In the last Reserve Bank of Australia meeting, the bank paused interest rates. However, it still signaled more interest rate hikes could be to come. What was the main concern that meant the RBA signaled there could be more hikes to come? In a word, it was inflation.
Australia’s inflation is taking longer to tackle
Australia’s headline inflation print has pulled back from a 30-year high, but it is selling way above the RBA’s 2% target at 7%.
The core reading (Trimmed mean) is also similarly resilient with a print of 6.6% in March this year.

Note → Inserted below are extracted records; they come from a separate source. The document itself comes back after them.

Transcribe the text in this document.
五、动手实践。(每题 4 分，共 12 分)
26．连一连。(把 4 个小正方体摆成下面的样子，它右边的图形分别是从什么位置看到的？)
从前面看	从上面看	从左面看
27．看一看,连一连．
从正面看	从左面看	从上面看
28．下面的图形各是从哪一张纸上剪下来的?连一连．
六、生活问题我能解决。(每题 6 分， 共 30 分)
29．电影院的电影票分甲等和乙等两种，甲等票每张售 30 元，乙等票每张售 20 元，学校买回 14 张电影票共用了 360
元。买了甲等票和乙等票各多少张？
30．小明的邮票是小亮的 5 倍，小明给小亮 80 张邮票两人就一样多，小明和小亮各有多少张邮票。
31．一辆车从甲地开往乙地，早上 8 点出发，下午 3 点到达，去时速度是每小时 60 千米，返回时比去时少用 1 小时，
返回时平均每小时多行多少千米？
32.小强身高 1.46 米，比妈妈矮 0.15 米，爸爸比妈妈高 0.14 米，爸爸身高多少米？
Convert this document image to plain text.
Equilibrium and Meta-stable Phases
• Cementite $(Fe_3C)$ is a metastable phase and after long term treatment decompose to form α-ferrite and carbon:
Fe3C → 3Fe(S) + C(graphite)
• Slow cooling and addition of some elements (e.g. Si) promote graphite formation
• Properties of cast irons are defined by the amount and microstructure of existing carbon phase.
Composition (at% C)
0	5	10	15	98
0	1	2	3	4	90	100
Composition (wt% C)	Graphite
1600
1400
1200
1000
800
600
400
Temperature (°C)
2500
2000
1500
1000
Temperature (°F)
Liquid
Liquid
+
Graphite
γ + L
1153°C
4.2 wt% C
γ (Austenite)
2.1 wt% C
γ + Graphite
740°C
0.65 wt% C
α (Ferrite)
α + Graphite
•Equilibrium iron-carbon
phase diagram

So, the RBA is at a tricky point in its monetary policy cycle. On one hand, it wants to stop hiking rates, but on the other hand, stubborn inflation has given it pause for thought. In the last meeting, the RBA stated that ‘the balance of risks on inflation (had shifted) to the upside compared with a month earlier’. However, it also thinks that inflation has ‘passed its peak’ and is forecast to return to the target range by mid-2025.
What to watch for the AUD
The headline is expected to fall to 6.2% from 7%. The core (trimmed mean) is expected to fall to 6% from 6.6%. Expectations are as follows, courtesy of Financial Source’s economic data tracker:
So, looking at the above we can see that a headline that prints below 5.8% and a trimmed mean below 5.9% will surprise markets. This would be the most probable trading opportunity as a downside print would give the RBA confidence to remain on hold for rates. That should result in AUD downside with AUDNZD losing value out of the meeting. This is one key data point to watch as the RBA is watching the data closely.